More recently, a number of studies show the interest of the use of the Riemannian geometry in EEG classification. The idea is to exploit the EEG covariance matrices, instead of the raw EEG data, and use the Riemannian geometry to directly classify these matrices. This paper presents a novel Artificial Neural Network approach based on an Adaptive Riemannian Kernel, named ARK-ANN, to classify Electroencephalographic (EEG) motor imaging signals in the context of Brain Computer Interface (BCI). A multilayer perceptron is used to classify the covariance matrices of Motor Imagery (MI) signals employing an adaptive optimization of the testing set. The contribution of a geodesic filter is also assessed for the ANN and the original method which use an SVM classifier.
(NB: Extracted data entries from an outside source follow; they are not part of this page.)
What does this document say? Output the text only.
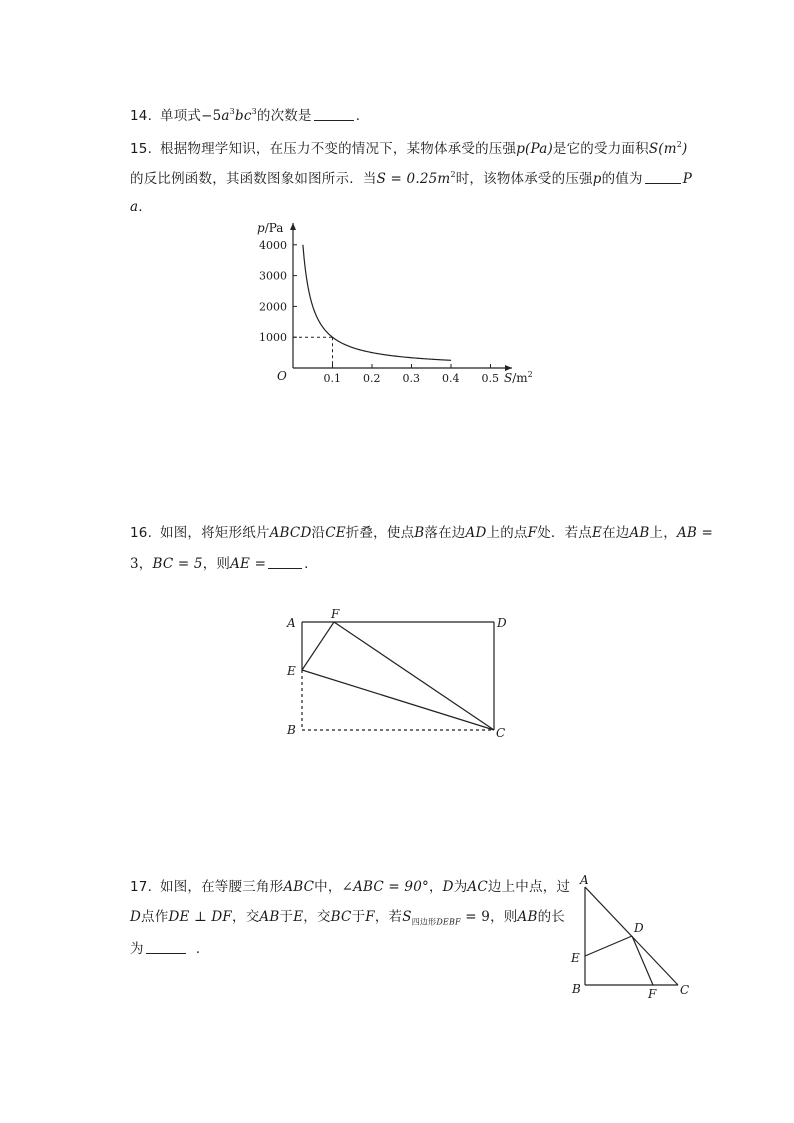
14. 单项式$-5a^3bc^3$的次数是	.
15. 根据物理学知识，在压力不变的情况下，某物体承受的压强p(Pa)是它的受力面积$S(m^2)$
的反比例函数，其函数图象如图所示．当$S = 0.25m^2$时，该物体承受的压强p的值为	P
a.
4000
3000
2000
1000
0.1 0.2 0.3 0.4 0.5
p/Pa
$S/m^2$
O
16. 如图，将矩形纸片ABCD沿CE折叠，使点B落在边AD上的点F处．若点E在边AB上，AB =
3，BC = 5，则AE =	.
A
F
D
E
B	C
17. 如图，在等腰三角形ABC中，∠ABC = 90°，D为AC边上中点，过
D点作DE ⊥ DF，交AB于E，交BC于F，若$S_{四边形DEBF} = 9$，则AB的长
为	.
A
D
E
B	F C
The results demonstrate that the ARK-ANN performs better than the other methods and the geodesic filter gives slightly better results in the ARK-SVM, considered here as the reference method, in the case of inter-subject classification (accuracy of 87.4% and 86 % for ARK-ANN and ARK-SVM, respectively). Regarding the cross-subject classification, the proposed method gives an accuracy of 77.3% and increases the precision by 8.2% in comparison to the SVM based method.